With just enough coffee in our systems to make it to the next stop, we drove up the road to Mace Chasm Farm. As our Adirondack Semester program centers around community living, we eagerly hung onto every word Asa Thomas-Train told us about the lively nights when their farm hosts summer music events. They aren’t just partying all the time, in fact they work hard raising their own livestock, with an on-site butcher shop where they create custom sausage flavors, bone broths and more. Mace Chasm aims to be resilient and ensure that the needs of both the farm and the customers are met. We were getting accustomed to this level of care for the community and livestock. Particularly impressed, fellow Adirondack Semester student Cara Monteleone is currently learning how to butcher meat here and they say “the time and effort put into caring for the livestock shows in the product. It’s rewarding to give back to a strong community that benefits from having a resource like Mace Chasm.”

store at Mace Chasm farm
Self-serve farmstore at Mace Chasm with entrance to butcher shop

Our last stop of the day was Essex Farm, a full-diet CSA that has operated for over a decade. Co-owner Mark Kimball ran around with us as we picked raspberries with gleeful eyes and full bellies. He closed out the tour by generously offering us armloads of vegetables, dairy, and freshly ground beef. Mark’s philosophy on community stems from reciprocity and gratitude. And what did we do with this living abundance? We turned it into beef stroganoff, of course!

beef at 8 O'clock Ranch
Much of our animal protein this semester came from 8 O’clock Ranch in DeKalb.

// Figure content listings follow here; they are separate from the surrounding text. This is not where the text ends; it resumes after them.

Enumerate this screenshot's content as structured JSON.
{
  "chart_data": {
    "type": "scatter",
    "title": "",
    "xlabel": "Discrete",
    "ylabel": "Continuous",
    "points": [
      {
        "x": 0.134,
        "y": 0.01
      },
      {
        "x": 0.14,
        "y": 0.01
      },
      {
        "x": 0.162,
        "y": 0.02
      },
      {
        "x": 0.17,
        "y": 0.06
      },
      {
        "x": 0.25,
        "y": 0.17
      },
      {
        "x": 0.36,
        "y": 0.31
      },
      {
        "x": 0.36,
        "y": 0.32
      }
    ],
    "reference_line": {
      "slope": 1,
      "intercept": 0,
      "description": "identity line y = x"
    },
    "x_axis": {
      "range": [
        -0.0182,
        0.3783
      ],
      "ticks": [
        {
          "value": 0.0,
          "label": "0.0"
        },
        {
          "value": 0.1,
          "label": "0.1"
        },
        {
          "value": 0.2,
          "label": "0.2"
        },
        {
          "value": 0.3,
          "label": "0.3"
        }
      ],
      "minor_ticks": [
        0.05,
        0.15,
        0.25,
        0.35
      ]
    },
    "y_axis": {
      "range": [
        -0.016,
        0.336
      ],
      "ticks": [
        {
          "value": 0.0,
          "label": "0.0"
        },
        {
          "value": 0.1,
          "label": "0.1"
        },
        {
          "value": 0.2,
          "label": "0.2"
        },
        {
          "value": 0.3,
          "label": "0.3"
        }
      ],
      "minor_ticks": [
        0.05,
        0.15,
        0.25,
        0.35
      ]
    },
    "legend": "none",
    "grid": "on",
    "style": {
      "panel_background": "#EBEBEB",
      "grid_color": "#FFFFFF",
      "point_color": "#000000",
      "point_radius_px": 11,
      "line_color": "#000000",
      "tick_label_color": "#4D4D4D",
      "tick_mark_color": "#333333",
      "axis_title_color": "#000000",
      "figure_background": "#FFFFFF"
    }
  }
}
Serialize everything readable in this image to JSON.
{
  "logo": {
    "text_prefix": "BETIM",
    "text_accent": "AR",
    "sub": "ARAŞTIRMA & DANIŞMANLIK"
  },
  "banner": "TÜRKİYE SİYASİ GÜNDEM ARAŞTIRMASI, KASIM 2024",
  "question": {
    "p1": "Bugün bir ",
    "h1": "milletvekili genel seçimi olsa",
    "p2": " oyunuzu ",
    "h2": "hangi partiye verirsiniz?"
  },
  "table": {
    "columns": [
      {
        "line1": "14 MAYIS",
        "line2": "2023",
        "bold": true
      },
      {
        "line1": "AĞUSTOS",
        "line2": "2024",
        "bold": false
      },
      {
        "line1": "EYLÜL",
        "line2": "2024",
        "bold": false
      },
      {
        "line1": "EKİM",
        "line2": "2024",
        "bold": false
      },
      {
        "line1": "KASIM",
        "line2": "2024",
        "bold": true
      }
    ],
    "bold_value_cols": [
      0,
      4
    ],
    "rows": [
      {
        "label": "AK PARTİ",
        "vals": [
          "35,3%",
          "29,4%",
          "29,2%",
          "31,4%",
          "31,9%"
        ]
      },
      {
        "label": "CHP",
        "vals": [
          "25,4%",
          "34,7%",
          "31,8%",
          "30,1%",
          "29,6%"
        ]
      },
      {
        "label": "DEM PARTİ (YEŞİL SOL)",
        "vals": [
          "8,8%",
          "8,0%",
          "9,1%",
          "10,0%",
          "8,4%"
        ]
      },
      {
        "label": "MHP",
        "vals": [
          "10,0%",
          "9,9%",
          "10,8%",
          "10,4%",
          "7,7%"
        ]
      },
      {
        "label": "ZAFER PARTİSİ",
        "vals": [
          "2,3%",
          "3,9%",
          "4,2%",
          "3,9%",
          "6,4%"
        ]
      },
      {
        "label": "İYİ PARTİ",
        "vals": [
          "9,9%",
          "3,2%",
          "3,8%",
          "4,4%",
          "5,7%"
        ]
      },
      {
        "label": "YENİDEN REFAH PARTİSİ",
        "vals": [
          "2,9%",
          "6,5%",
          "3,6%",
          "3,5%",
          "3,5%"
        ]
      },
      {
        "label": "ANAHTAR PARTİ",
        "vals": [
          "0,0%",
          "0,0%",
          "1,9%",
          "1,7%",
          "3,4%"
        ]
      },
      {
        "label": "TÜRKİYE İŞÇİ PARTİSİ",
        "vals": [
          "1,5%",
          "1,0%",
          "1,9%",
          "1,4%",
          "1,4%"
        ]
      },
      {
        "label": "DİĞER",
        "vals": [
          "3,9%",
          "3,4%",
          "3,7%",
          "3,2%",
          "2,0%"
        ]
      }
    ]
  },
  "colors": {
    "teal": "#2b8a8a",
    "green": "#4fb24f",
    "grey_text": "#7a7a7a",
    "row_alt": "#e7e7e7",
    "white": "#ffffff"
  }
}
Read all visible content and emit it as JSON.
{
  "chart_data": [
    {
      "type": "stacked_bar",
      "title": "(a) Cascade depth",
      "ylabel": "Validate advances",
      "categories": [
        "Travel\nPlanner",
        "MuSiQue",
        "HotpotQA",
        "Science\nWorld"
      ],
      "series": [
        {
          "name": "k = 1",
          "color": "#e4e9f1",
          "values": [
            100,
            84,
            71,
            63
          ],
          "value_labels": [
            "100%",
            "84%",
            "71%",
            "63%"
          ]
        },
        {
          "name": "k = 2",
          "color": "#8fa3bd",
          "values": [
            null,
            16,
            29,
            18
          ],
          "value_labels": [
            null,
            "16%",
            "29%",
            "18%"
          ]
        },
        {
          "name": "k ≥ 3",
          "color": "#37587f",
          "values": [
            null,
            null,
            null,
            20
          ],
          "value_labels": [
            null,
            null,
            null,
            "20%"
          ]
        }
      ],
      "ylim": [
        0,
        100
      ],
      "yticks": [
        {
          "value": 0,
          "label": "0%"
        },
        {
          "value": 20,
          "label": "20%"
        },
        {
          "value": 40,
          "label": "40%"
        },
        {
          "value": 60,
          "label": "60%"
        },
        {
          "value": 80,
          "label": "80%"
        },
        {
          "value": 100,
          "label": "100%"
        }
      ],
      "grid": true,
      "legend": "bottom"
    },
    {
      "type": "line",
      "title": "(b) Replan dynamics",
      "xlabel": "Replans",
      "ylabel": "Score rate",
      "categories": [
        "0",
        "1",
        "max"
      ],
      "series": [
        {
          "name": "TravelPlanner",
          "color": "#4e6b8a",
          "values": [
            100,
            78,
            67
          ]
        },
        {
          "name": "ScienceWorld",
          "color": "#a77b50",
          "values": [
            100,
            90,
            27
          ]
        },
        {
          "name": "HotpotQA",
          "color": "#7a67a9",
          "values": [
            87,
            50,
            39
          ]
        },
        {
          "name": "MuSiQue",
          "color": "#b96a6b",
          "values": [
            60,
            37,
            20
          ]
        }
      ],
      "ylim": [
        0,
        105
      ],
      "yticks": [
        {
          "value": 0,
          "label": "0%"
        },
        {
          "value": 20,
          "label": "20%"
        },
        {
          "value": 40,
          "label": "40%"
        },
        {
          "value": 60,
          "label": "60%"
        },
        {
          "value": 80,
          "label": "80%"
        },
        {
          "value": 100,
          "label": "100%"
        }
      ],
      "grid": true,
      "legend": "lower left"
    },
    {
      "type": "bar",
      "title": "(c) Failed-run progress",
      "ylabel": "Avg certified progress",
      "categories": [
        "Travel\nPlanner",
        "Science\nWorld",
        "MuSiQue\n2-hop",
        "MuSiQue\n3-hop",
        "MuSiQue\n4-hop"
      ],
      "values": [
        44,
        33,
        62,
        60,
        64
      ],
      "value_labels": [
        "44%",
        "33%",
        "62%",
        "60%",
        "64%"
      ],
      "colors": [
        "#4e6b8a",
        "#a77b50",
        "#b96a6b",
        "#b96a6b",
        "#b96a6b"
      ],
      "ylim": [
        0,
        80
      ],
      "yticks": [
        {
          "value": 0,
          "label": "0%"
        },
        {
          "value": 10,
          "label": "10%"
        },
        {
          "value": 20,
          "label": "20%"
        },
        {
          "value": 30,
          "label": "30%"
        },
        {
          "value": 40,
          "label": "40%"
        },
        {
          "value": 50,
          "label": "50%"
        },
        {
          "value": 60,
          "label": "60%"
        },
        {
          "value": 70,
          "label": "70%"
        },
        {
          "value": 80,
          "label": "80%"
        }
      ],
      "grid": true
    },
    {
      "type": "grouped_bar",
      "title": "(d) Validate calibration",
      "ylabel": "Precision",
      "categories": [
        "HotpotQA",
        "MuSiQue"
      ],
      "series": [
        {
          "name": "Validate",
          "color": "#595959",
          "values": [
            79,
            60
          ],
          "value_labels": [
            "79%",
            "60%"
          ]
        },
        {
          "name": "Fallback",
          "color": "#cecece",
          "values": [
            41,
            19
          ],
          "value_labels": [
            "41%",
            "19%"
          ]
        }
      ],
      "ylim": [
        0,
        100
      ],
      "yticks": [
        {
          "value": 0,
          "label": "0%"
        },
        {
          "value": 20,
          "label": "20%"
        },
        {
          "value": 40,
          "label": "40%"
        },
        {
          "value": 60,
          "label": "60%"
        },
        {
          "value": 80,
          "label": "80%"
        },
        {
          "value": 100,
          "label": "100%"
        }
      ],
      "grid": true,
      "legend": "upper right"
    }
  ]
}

In a semester focused on place, sustainability, and reciprocity there was no better way to align our values than to source our food from area farmers. At this point in the semester we’ve been asked how this experience will impact our lives going forward. For some, this takes the shape of farming, others working for environmental non-profits, and some will get involved in local politics. While we’ve all been impacted differently, the sense of fulfillment we gained from home cooked meals and authentic farmers will remain a testimony to the value of passion and thoughtfulness in rooting ourselves to a place.